Тысяча белых женщин: дневники Мэй Додд - [110]

Шрифт
Интервал

С этими словами она развернулась и стала удаляться.

– Подожди меня, Сара! – позвала я. – Подожди, милая, прошу тебя…

Но я не могла догнать ее, и она исчезла вдалеке…

Не знаю, долго ли я спала, но когда наконец проснулась, то обнаружила себя в своей постели, в своем вигваме. Рядом сидел Наездник, мой мальчик-мужчина, а его маленькая теплая, точно пирожок, ладошка лежала на моей щеке. Я наклонилась к нему, желая убедиться, что это не сон, и погладила его по щеке.

– Мо-эхноха-хетанэка-эсконэ, – прошептала я ему.

Мальчуган взглянул на меня сонно и, увидев, что я не сплю, улыбнулся.

– Месоке! – воскликнул он.

Тогда ко мне сбежались все остальные, радуясь и причитая, и среди них я с удивлением увидела свою старую подругу Герти.

– Наме-эсевотамэ? – спросила я, бессознательно продолжая говорить на шайеннском.

– Твой малыш в порядке, милая, – сказала Герти. – Но лишь благодаря везению.
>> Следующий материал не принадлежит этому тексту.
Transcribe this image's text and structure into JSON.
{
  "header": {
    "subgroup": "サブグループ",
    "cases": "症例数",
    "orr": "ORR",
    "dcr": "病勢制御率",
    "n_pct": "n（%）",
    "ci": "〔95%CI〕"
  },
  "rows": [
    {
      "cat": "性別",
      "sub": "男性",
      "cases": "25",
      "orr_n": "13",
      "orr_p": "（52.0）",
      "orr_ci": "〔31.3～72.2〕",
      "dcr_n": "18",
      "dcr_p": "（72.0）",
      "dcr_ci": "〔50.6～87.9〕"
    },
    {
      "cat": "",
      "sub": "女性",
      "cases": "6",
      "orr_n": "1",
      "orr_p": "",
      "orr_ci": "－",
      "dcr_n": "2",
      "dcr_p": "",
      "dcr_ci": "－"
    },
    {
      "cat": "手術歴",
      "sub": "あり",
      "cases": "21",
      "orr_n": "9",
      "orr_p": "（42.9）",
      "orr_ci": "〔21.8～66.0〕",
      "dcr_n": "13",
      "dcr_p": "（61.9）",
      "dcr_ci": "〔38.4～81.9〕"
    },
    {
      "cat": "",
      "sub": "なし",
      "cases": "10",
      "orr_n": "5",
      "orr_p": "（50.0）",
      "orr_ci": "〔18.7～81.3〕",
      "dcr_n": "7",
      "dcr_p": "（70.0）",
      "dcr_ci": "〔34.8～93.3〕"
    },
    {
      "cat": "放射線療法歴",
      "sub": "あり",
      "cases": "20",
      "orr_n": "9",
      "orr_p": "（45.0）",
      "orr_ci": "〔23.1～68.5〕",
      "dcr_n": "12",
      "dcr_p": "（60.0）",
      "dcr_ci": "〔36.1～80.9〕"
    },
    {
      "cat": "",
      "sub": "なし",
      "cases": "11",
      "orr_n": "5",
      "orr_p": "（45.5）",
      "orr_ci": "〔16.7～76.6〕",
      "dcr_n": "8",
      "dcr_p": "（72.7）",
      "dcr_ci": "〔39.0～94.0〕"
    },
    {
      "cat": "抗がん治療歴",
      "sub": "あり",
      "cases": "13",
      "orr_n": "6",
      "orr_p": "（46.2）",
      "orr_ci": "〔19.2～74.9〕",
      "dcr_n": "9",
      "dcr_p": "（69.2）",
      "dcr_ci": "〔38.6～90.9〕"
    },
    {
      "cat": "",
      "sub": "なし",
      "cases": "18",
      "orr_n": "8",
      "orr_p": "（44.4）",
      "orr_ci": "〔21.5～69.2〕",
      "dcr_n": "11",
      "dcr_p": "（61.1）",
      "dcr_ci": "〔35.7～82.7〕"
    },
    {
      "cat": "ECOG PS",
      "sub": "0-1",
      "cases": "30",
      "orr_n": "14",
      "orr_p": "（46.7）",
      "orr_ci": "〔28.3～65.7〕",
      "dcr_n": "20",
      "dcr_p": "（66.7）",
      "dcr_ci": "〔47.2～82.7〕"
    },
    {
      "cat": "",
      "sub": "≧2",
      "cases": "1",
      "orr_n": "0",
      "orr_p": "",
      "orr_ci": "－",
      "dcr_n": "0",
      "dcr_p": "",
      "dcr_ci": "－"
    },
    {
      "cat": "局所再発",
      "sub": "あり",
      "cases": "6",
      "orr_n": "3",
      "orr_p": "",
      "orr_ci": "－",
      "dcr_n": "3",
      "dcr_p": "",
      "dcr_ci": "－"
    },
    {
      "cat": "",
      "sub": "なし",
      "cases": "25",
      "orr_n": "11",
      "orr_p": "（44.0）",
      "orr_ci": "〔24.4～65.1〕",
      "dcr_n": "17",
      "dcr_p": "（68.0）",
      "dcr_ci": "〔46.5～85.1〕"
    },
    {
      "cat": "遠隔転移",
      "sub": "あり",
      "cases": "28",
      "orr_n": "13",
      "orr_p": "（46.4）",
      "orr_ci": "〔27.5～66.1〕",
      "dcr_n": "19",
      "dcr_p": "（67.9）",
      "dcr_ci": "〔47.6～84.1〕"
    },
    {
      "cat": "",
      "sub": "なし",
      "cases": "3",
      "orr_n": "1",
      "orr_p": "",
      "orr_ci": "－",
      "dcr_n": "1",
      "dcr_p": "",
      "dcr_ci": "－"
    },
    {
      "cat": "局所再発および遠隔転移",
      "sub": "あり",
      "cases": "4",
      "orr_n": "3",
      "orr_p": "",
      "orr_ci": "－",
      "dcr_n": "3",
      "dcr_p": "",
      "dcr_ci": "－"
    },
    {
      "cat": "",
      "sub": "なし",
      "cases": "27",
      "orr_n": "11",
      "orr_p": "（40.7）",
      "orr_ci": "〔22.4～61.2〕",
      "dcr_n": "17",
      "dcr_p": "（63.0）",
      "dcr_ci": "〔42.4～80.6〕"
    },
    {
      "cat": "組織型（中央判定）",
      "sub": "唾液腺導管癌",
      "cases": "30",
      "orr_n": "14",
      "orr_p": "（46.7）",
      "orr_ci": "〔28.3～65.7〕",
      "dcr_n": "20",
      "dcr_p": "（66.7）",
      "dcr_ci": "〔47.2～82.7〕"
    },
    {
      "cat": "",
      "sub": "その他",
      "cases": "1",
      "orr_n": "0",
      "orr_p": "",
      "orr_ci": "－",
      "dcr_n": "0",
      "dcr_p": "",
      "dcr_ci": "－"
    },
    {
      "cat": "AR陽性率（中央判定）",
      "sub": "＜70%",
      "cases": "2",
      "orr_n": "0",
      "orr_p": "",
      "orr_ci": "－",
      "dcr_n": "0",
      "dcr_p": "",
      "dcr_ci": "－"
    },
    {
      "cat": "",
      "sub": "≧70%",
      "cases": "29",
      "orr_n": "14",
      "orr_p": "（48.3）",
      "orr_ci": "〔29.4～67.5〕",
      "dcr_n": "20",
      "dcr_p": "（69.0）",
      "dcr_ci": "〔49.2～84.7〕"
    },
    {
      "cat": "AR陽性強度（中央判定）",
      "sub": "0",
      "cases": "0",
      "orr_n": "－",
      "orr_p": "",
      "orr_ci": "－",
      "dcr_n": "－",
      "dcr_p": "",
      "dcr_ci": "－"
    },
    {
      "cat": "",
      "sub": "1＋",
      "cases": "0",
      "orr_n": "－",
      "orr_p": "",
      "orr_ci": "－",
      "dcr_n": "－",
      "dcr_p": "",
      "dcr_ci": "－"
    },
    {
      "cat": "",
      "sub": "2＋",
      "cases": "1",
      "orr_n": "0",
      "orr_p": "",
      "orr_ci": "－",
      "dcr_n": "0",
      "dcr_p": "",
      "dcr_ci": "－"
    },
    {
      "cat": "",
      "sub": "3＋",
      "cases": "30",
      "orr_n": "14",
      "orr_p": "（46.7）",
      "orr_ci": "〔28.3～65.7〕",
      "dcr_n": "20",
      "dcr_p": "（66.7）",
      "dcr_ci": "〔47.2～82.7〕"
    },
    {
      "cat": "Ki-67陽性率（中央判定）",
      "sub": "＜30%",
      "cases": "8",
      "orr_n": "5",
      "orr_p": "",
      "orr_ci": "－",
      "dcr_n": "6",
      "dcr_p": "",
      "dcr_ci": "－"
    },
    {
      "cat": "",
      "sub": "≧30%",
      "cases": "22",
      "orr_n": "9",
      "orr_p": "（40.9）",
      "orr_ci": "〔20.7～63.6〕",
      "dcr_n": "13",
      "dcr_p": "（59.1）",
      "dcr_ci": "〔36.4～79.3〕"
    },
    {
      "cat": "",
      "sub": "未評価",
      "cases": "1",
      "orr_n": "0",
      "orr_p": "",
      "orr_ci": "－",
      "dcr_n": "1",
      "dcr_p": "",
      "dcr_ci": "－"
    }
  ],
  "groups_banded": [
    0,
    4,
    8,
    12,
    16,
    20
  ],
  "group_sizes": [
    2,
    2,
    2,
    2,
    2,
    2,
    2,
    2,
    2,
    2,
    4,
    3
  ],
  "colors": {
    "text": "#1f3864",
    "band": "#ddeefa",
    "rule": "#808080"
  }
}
Какого лешего ты там искала в такую вьюгу? Ты что, совсем рехнулась?

Я слабо улыбнулась.

– Кое-кто говорил так обо мне. Как я попала домой? – спросила я.

– Твой маленький дружок нашел тебя, – сказала Герти, показывая на Наездника. – Нашел тебя, почти с головой засыпанной снегом, и оттащил домой сам, хотя ума не приложу, откуда в этом маленьком тощем ублюдке такая сила, да при твоем-то пузе.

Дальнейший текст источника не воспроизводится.